The Handmaid's Tale - Margaret Atwood [28]
This is a loony bin, Moira said.
I'm so glad to see you, I said.
Where can we talk? said Moira.
Washroom, I said. Watch the clock. End stall, two-thirty.
That was all we said.
It makes me feel safer, that Moira is here. We can go to the washroom if we put our hands up, though there's a limit to how many times a day, they mark it down on a chart. I watch the clock, electric and round, at the front over the green blackboard. Two-thirty comes during Testifying. Aunt Helena is here, as well as Aunt Lydia, because Testifying is special. Aunt Helena is fat, she once headed a Weight Watchers' franchise operation in Iowa. She's good at Testifying.
It's Janine, telling about how she was gang-raped at fourteen and had an abortion. She told the same story last week. She seemed almost proud of it, while she was telling. It may not even be true. At Testifying, it's safer to make things up than to say you have nothing to reveal. But since it's Janine, it's probably more or less true.
But whose fault was it? Aunt Helena says, holding up one plump finger.
Her fault, her fault, her fault, we chant in unison.
Who led them on? Aunt Helena beams, pleased with us.
She did. She did. She did.
Why did God allow such a terrible thing to happen?
Teach her a lesson. Teach her a lesson. Teach her a lesson.
Last week, Janine burst into tears. Aunt Helena made her kneel at the front of the classroom, hands behind her back, where we could all see her, her red face and dripping nose. Her hair dull blond, her eyelashes so light they seemed not there, the lost eyelashes of someone who's been in a fire. Burned eyes. She looked disgusting: weak, squirmy, blotchy, pink, like a newborn mouse. None of us wanted to look like that, ever. For a moment, even though we knew what was being done to her, we despised her.
Crybaby. Crybaby. Crybaby.
We meant it, which is the bad part.
I used to think well of myself. I didn't then.
That was last week. This week Janine doesn't wait for us to jeer at her. It was my fault, she says. It was my own fault. I led them on. I deserved the pain.
Very good, Janine, says Aunt Lydia. You are an example.
I have to wait until this is over before I put up my hand. Sometimes, if you ask at the wrong moment, they say no. If you really have to go that can be crucial. Yesterday Dolores wet the floor. Two Aunts hauled her away, a hand under each armpit. She wasn't there for the afternoon walk, but at night she was back in her usual bed.
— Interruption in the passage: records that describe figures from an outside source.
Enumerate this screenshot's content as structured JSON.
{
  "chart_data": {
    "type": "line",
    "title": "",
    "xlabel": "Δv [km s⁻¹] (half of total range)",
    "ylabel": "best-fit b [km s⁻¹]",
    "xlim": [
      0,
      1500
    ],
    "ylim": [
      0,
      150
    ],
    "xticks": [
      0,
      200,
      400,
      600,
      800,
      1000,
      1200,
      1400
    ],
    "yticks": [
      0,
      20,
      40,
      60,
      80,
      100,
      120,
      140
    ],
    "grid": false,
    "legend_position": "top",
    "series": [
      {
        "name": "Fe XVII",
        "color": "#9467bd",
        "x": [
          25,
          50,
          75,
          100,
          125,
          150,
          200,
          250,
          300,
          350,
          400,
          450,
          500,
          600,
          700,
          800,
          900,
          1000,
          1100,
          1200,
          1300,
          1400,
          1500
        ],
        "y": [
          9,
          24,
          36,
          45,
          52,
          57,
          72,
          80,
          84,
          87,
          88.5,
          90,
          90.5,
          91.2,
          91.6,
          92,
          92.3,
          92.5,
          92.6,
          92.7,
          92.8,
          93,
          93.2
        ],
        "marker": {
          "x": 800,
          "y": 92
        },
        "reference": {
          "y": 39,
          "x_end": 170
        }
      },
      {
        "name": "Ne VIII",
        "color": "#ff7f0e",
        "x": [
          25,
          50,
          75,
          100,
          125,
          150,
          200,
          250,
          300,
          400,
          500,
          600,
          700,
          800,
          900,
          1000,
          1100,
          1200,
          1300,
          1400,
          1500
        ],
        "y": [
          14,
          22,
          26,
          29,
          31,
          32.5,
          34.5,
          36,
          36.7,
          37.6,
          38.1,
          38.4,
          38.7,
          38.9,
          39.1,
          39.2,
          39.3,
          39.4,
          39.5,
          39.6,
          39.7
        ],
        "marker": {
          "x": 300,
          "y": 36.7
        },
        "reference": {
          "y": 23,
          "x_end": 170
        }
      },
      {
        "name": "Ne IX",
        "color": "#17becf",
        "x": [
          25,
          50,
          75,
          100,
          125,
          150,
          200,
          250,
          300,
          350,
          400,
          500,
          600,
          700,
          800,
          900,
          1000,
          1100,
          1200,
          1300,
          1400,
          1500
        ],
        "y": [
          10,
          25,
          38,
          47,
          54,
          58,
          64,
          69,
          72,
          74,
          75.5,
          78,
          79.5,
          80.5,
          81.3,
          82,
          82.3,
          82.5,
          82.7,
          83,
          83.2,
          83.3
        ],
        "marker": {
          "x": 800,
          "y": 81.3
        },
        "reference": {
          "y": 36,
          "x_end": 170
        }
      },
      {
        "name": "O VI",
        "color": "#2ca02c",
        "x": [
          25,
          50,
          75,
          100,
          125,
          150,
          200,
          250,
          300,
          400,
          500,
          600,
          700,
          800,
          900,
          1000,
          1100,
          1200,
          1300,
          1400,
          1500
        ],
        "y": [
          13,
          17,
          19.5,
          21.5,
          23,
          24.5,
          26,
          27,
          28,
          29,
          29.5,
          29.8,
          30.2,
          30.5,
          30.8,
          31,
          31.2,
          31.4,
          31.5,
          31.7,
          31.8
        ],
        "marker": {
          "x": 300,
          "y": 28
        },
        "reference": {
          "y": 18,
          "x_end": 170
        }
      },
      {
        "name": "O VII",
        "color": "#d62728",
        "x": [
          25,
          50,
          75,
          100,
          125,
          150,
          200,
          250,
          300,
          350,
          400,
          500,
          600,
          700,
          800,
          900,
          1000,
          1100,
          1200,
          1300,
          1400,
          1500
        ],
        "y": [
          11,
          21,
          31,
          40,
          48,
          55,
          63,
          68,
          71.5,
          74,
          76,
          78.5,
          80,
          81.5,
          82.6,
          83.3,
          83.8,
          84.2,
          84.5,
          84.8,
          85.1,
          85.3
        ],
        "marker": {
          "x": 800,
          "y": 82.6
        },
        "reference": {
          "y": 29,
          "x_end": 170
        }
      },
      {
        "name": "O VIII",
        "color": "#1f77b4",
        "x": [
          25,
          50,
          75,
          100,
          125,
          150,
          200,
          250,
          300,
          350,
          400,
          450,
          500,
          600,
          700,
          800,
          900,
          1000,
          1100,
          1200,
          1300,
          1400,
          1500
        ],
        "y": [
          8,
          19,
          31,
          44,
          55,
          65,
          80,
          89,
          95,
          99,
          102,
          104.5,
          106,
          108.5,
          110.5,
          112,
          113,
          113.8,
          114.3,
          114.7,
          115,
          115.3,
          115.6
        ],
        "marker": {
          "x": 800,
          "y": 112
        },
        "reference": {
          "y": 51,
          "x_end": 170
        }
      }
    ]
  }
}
All night we could hear her moaning, off and on.
What did they do to her? we whispered, from bed to bed.
I don't know.
Not knowing makes it worse.
I raise my hand, Aunt Lydia nods. I stand up and walk out into the hall, as inconspicuously as possible. Outside the washroom Aunt Elizabeth is standing guard. She nods, signaling that I can go in.
This washroom used to be for boys. The mirrors have been replaced here too by oblongs of dull gray metal, but the urinals are still there, on one wall, white enamel with yellow stains. They look oddly like babies' coffins. I marvel again at the nakedness of men's lives: the showers right out in the open, the body exposed for in spection and comparison, the public display of privates. What is it for? What purposes of reassurance does it serve? The flashing of a badge, look, everyone, all is in order, I belong here. Why don't women have to prove to one another that they are women? Some form of unbuttoning, some split-crotch routine, just as casual. A doglike sniffing.
The high school is old, the stalls are wooden, some kind of chipboard. I go into the second one from the end, swing the door to. Of course there are no longer any locks. In the wood there's a small hole, at the back, next to the wall, about waist height, souvenir of some previous vandalism or legacy of an ancient voyeur. Everyone in the Center knows about this hole in the woodwork; everyone except the Aunts.